Literary rejections

It’s a difficult topic to write about, especially when you’re a writer like me who doesn’t have the cushion of resounding success to surround myself with when writing about such a sensitive topic, but I’ve been meaning to mention it for a while.

I said on my Facebook page a long time ago that I’d list every single rejection I got so people who saw my successes could know nothing is just being handed to me.

However, I decided not to do that mostly because I worried potential agents or publishers might see that page and the list of rejections and decide I’m not the writer for them. It’s a pretty cowardly way out of a goal I had made, and so I’ve been toying around with the idea of trying to at least explain my headspace for rejections.

I think what’s galvanized me to write now, finally, about this was a friend saying that he doesn’t have the courage to submit out of a fear of rejection.

Rejections hurt. You pour your soul into a piece of writing, you wait sometimes half a year for any answer, and you get form responses: “Thank you for submitting this piece to us. While we enjoyed it very much, unfortunately, we can’t find a place for it at this time. Please note this business is highly subjective, and this in no way reflects on the quality of your writing.” That’s the usual response.

I’ve had worse responses, however, ranging from just a “Pass” as the entire email to the suggestion I read the works they’ve published already so I could “get a sense of what good writing is.” It’s been a lot of being kicked when I’m already down – I go weeks without any response from any magazine, then suddenly three rejections show up in a row in my inbox.

You start to feel like the entire world has read your works, and they’re just not interested.

Several things are helping me to just keep going anyway.

I can’t stop

First, I have this innate drive to be a writer. Since I was six, that’s been my life’s dream – professional author. I don’t even know how to quit, as I think I’ve said before; I have to write.

Sometimes I get worn out from writing and will take a break for a bit, but there’s always this part of me that thinks something is profoundly missing in my otherwise content life. And as soon as I start writing, I feel whole again. Life comes together for me when I’m writing.

Therefore, even if I want to quit, I can’t.

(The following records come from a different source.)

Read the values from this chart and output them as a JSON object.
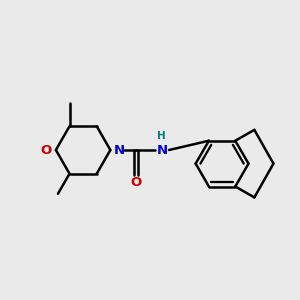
{
  "bg_color": "#eaeaea",
  "bond_color": "#000000",
  "N_color": "#0000cc",
  "O_color": "#cc0000",
  "NH_color": "#0000cc",
  "H_color": "#008080",
  "lw": 1.8,
  "figsize": [
    3.0,
    3.0
  ],
  "dpi": 100,
  "xlim": [
    0,
    12
  ],
  "ylim": [
    0,
    12
  ]
}
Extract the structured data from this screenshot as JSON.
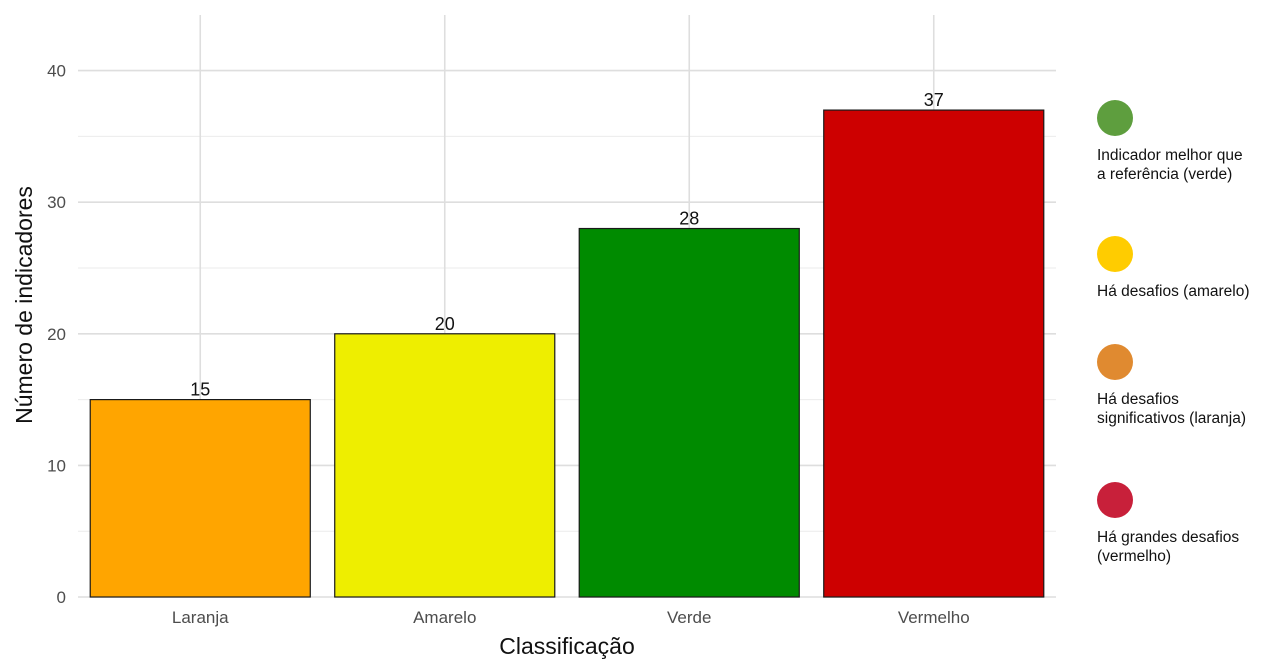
{
  "chart_data": {
    "type": "bar",
    "title": "",
    "xlabel": "Classificação",
    "ylabel": "Número de indicadores",
    "categories": [
      "Laranja",
      "Amarelo",
      "Verde",
      "Vermelho"
    ],
    "values": [
      15,
      20,
      28,
      37
    ],
    "data_labels": [
      "15",
      "20",
      "28",
      "37"
    ],
    "bar_colors": [
      "#FFA500",
      "#EEEE00",
      "#008B00",
      "#CD0000"
    ],
    "ylim": [
      0,
      44
    ],
    "yticks": [
      0,
      10,
      20,
      30,
      40
    ],
    "grid": true,
    "legend_position": "right"
  },
  "legend": {
    "items": [
      {
        "label_lines": [
          "Indicador melhor que",
          "a referência (verde)"
        ],
        "color": "#5E9E3E"
      },
      {
        "label_lines": [
          "Há desafios (amarelo)"
        ],
        "color": "#FFCC00"
      },
      {
        "label_lines": [
          "Há desafios",
          "significativos (laranja)"
        ],
        "color": "#E08A30"
      },
      {
        "label_lines": [
          "Há grandes desafios",
          "(vermelho)"
        ],
        "color": "#C8203A"
      }
    ]
  }
}
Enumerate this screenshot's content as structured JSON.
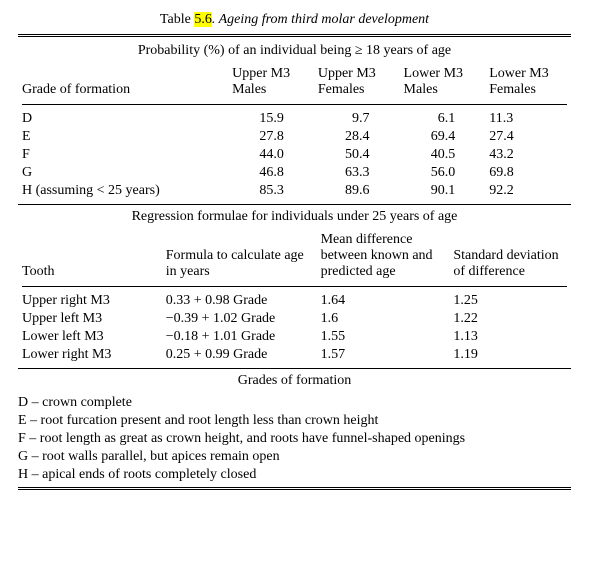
{
  "caption": {
    "prefix": "Table ",
    "num": "5.6",
    "rest": ". Ageing from third molar development"
  },
  "table1": {
    "super": "Probability (%) of an individual being ≥ 18 years of age",
    "rowhead": "Grade of formation",
    "cols": [
      "Upper M3 Males",
      "Upper M3 Females",
      "Lower M3 Males",
      "Lower M3 Females"
    ],
    "rows": [
      {
        "g": "D",
        "v": [
          "15.9",
          "9.7",
          "6.1",
          "11.3"
        ]
      },
      {
        "g": "E",
        "v": [
          "27.8",
          "28.4",
          "69.4",
          "27.4"
        ]
      },
      {
        "g": "F",
        "v": [
          "44.0",
          "50.4",
          "40.5",
          "43.2"
        ]
      },
      {
        "g": "G",
        "v": [
          "46.8",
          "63.3",
          "56.0",
          "69.8"
        ]
      },
      {
        "g": "H (assuming < 25 years)",
        "v": [
          "85.3",
          "89.6",
          "90.1",
          "92.2"
        ]
      }
    ]
  },
  "table2": {
    "super": "Regression formulae for individuals under 25 years of age",
    "rowhead": "Tooth",
    "cols": [
      "Formula to calculate age in years",
      "Mean difference between known and predicted age",
      "Standard deviation of difference"
    ],
    "rows": [
      {
        "t": "Upper right M3",
        "f": "0.33 + 0.98 Grade",
        "m": "1.64",
        "s": "1.25"
      },
      {
        "t": "Upper left M3",
        "f": "−0.39 + 1.02 Grade",
        "m": "1.6",
        "s": "1.22"
      },
      {
        "t": "Lower left M3",
        "f": "−0.18 + 1.01 Grade",
        "m": "1.55",
        "s": "1.13"
      },
      {
        "t": "Lower right M3",
        "f": "0.25 + 0.99 Grade",
        "m": "1.57",
        "s": "1.19"
      }
    ]
  },
  "grades": {
    "title": "Grades of formation",
    "items": [
      "D – crown complete",
      "E – root furcation present and root length less than crown height",
      "F – root length as great as crown height, and roots have funnel-shaped openings",
      "G – root walls parallel, but apices remain open",
      "H – apical ends of roots completely closed"
    ]
  }
}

I suppose I could be a writer who hides my works away on the computer, never to see the light of day, but more than anything else, I’m looking to talk to anyone who reads my stuff and is as excited about it as I am. I want to geek out on this stuff with someone else, and I can’t do that if it’s on my desktop.

I’m not alone

Second, it’s important to know that most people who want to be an author will get rejections. Lots of them. Considering the sheer number of people who want to be authors, that’s just what’s going to happen.

A site called The Grinder is acting like a double-edge sword in driving home this point for me. On the one hand, users can log every rejection they get, and there’s an updated list on the main page of every rejection logged for the most recent couple of days.

On the other hand, it also lists all the acceptances.

Nothing is more heartwarming than seeing a long list of people logging their rejections and realizing you’re not at all alone, and nothing is more heartbreaking than seeing people get into magazines or publications you’ve been trying to get into for years.

There are also online writer communities that I’ve had mixed results with joining, but it can feel nice to commiserate with fellow writers about rejections.

Just submit anyway

I make it a point to make the vast majority of my submissions only to places where submitting is free. I understand a lot of magazines need money to keep running, and they get that from submitters, but I just hate the idea of paying someone to reject my stuff. I don’t want to pay someone to publish my stuff either, though, which is why free submissions are so great.

Since I make it a point of doing free submissions (about 99.99% of the time), I figure there’s no real harm in submitting to a place if I think I have a story that might work for them. Of course, I scope out the site first and see if what I’m writing would fit with them, but I can be wrong a lot, too, and I don’t have time to read every single piece listed to see if I sound just like everyone else they publish (I’m not trying to anyway).

Therefore, the only thing I’m wasting is my time every now and then submitting to a place that ultimately doesn’t work out.

But this site I personally like called Chillsubs pointed out a while back that even if a place rejects you, don’t give up if you have other stuff you think would work for them. They said sometimes there’s an editor among the others who really loved your stuff and fought for you, and they’ll want to see your stuff appear again to fight for you again until you get in.

Or maybe at one point the story you submitted didn’t work, but another time another story did for the same publication. That can happen. A lot of the time, I think, literary magazines are just looking for cohesion in what they’re going to publish at any given time, and so sometimes what you write just isn’t fitting with what they’re going for at that time. That’s ok – it’s not a poor reflection on you and your writing, I think.

Unless someone specifically says my writing is a joke (and that one recommending I read their published works to get a sense of what good writing is has come the closest to this), I’m going to just assume someone rejected my writing because it didn’t work for them just then. That doesn’t mean it won’t work for everyone.

So submit.

Because the only guaranteed rejection is never submitting in the first place.